全体は、いくつかの読み易い短編に分けられて、段階的に場面を切り取る体裁になっていて、それぞれ異なる語り手、異なるスタイルで意識的に書き分けられていますが、冒頭のエピソードの

「私を生んだのは姉だった。」

という、殆どシュールレアリスムの詩のような一文が、一人の作家の執念によって「ワーカム」に紛れ込むことで生じる歪みは、エピソードを追うごとに(エピソード毎の時代設定は数十年か世紀単位で隔たってます)、回復不可能なものになっていくのが読みどころです。


その社会の行く末は、「栽培文」というエピソードで詩的な形で昇華するのですが(ここで語られる世界では、「言葉」は、そのまま「言」の「葉」です)、そのあとの数編で、この「栽培文」の世界以前に「ワーカム」文明が崩壊にいたる顛末を遡って描き出していて、これが実に甘酸っぱい感傷を生む、気の利いた編集効果をあげているとも思いました。タイトルの「言壺」もこの「栽培文」に登場する言語を光る結晶として表示するポットのことかもしれない。

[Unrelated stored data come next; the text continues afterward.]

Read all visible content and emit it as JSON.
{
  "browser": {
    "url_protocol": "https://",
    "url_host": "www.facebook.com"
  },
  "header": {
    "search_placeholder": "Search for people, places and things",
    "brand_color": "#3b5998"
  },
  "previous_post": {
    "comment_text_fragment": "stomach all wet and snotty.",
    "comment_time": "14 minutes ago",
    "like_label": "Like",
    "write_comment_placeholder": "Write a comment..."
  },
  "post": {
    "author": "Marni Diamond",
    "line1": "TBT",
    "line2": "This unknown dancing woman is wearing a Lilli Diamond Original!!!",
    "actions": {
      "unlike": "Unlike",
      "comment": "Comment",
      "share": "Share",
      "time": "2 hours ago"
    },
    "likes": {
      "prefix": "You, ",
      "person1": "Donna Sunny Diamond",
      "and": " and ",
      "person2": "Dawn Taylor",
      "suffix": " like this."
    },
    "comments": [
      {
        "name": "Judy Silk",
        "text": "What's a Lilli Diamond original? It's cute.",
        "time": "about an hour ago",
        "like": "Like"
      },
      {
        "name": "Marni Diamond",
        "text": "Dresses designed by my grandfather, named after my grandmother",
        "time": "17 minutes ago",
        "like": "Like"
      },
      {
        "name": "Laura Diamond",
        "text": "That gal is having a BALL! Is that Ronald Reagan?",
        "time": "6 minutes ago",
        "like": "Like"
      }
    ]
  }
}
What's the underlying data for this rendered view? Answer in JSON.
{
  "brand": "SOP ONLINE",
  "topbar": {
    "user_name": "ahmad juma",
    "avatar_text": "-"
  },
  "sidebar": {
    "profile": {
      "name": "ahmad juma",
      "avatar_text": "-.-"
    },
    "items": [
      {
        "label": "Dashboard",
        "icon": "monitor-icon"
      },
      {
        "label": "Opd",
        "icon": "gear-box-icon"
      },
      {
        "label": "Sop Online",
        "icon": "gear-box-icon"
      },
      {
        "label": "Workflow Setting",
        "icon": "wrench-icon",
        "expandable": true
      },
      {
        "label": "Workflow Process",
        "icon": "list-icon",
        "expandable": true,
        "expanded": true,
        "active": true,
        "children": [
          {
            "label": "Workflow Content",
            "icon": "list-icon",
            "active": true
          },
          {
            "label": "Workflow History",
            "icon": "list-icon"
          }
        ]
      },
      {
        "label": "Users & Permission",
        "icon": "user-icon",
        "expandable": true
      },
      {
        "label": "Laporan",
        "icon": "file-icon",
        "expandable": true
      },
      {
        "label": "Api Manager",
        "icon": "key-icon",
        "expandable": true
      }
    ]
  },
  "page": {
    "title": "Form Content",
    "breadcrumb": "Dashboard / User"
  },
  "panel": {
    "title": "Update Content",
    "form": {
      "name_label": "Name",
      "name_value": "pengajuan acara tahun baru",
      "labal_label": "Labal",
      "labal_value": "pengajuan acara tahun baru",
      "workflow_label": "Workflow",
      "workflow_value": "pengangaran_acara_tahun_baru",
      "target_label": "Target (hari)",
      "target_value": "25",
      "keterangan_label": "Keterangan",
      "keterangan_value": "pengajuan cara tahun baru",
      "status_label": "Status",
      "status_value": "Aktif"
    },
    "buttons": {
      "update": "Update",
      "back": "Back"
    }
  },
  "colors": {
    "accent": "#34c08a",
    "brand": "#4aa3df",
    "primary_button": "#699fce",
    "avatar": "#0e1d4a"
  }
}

「言葉」は、物語の創作者にとってはツールであり、生命線でもある筈ですが、その「言葉」を追い詰めて大胆に展開する方法には、「言語」しじんが自己を食い破ろうとするような勢いがあり、たとえば方法論は全然異なりますが「同時代ゲーム」や吉増剛造やある種の現代詩なんかも想起させ、全く僕の好みのSF小説です。
というより、小説のスタイルを使いこなした魅力的なテキスト論ではないかと。